The structural center of the book is a reinterpretation of the most famous narration in Islamic educational tradition. The Hadith of Gabriel describes four dimensions of religious formation — Islam, Iman, Ihsan, and knowledge of the Signs of the Hour. Conventional Islamic education teaches the first three as pillars. The fourth has been treated as supplementary. The author asks, by what principle? This essay examines the hermeneutical argument through Pascal Boyer and Harvey Whitehouse’s cognitive science of religion, comparative eschatology across Christian, Jewish, and Buddhist traditions, and curriculum theory. It argues that the omission is structural — and that correcting it requires not adding content but building new institutional infrastructure.

Essay 3 · Movement III · Pages 66–130 The Grammar of Historical Change: Typology of Transitions, Phases, and Civilizational Dynamics Disciplines: Sociology · Civilizational Theory · Complexity Theory · Historical Sociology · Political Science

The third movement develops a sophisticated theory of historical periodization organized around three phases — the Prophetic Phase, the Post-Prophetic Transitional Phase, and the Contemporary Era — each analyzed through the quality of its relationship to authoritative guidance. This essay reads the typology alongside Ibn Khaldun’s ʿaṣabiyyah cycles, Toynbee’s challenge-response and creative minority thesis, Max Weber’s routinization of charisma, and the complexity theory account of phase transitions in nonlinear adaptive systems. It argues that in a genuinely nonlinear transitional system, the author’s methodological caution is not epistemological timidity but the correct response to a system in which premature certainty is practically dangerous.
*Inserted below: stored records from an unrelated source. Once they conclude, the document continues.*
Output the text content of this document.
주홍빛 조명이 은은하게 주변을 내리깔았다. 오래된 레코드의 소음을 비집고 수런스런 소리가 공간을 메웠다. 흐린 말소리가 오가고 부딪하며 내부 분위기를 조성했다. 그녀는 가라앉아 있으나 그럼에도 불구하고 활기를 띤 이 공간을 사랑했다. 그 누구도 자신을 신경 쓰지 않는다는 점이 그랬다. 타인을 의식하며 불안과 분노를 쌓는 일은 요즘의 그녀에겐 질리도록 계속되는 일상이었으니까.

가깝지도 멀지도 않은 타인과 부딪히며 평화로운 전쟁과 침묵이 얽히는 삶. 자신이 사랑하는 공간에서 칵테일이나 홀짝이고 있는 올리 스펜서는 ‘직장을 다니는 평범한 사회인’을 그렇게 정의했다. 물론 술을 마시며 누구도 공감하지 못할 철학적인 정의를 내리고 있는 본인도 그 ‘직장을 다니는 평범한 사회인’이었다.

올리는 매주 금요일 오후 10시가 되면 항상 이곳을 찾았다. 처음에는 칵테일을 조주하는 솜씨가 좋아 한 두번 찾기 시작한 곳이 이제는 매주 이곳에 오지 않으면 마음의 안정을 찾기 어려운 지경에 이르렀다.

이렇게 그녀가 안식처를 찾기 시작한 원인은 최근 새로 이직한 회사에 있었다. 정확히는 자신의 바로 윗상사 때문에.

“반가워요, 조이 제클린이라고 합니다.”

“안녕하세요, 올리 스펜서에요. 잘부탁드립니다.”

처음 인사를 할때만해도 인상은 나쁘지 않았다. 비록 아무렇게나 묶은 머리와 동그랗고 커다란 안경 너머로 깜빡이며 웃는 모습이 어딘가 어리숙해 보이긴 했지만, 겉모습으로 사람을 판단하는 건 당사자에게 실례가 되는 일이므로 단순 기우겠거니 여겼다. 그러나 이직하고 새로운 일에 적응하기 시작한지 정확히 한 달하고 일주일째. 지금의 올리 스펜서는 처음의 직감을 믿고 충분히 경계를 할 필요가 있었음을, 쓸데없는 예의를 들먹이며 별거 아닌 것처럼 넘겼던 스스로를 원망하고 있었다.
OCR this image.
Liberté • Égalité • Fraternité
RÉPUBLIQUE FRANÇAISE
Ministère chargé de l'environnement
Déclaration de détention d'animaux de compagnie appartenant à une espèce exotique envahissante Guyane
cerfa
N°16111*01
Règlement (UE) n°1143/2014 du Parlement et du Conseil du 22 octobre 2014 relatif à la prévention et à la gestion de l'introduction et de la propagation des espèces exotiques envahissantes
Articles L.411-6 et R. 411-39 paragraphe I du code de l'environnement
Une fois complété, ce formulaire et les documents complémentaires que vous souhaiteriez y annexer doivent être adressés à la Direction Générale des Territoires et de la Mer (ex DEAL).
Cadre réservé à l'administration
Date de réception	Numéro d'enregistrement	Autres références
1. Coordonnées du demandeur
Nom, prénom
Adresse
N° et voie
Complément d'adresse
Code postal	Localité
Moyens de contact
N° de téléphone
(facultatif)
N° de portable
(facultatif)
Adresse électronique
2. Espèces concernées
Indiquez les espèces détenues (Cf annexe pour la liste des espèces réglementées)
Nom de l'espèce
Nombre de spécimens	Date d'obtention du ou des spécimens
Essay 4 · Movement IV · Pages 131–180 The Adversarial Architecture of History: Satan’s Historical Project and the Structure of Deception Disciplines: Social Psychology · Media Studies · Game Theory · Political Philosophy · Moral Philosophy

The most intellectually surprising movement in the book: an analysis of the mechanisms of collective deception — what the author calls “Dajjalic drift” — that anticipates the central findings of twentieth-century social psychology and contemporary media disorder research. This essay maps the author’s structural analysis against game theory’s account of adversarial strategy, Festinger’s cognitive dissonance, Asch’s conformity experiments, Milgram’s obedience studies, Zimbardo’s Lucifer Effect, and Kate Starbird and Whitney Phillips’s research on crisis misinformation and viral manipulation. It argues that the author’s proposed community structures — Manhaj al-Salāmah and Sunnat al-Mawāqif — are independently validated by the best available social science.

Who This Series Is For

Non-specialist readers: each essay begins with an introductory section requiring no prior knowledge of Islamic studies or academic theory. Technical terms from each discipline are introduced in context. Arabic terms are explained at first use.

Specialist readers: the analytical sections engage seriously with primary sources across all cited disciplines and do not simplify the author’s argument for accessibility — both are held simultaneously.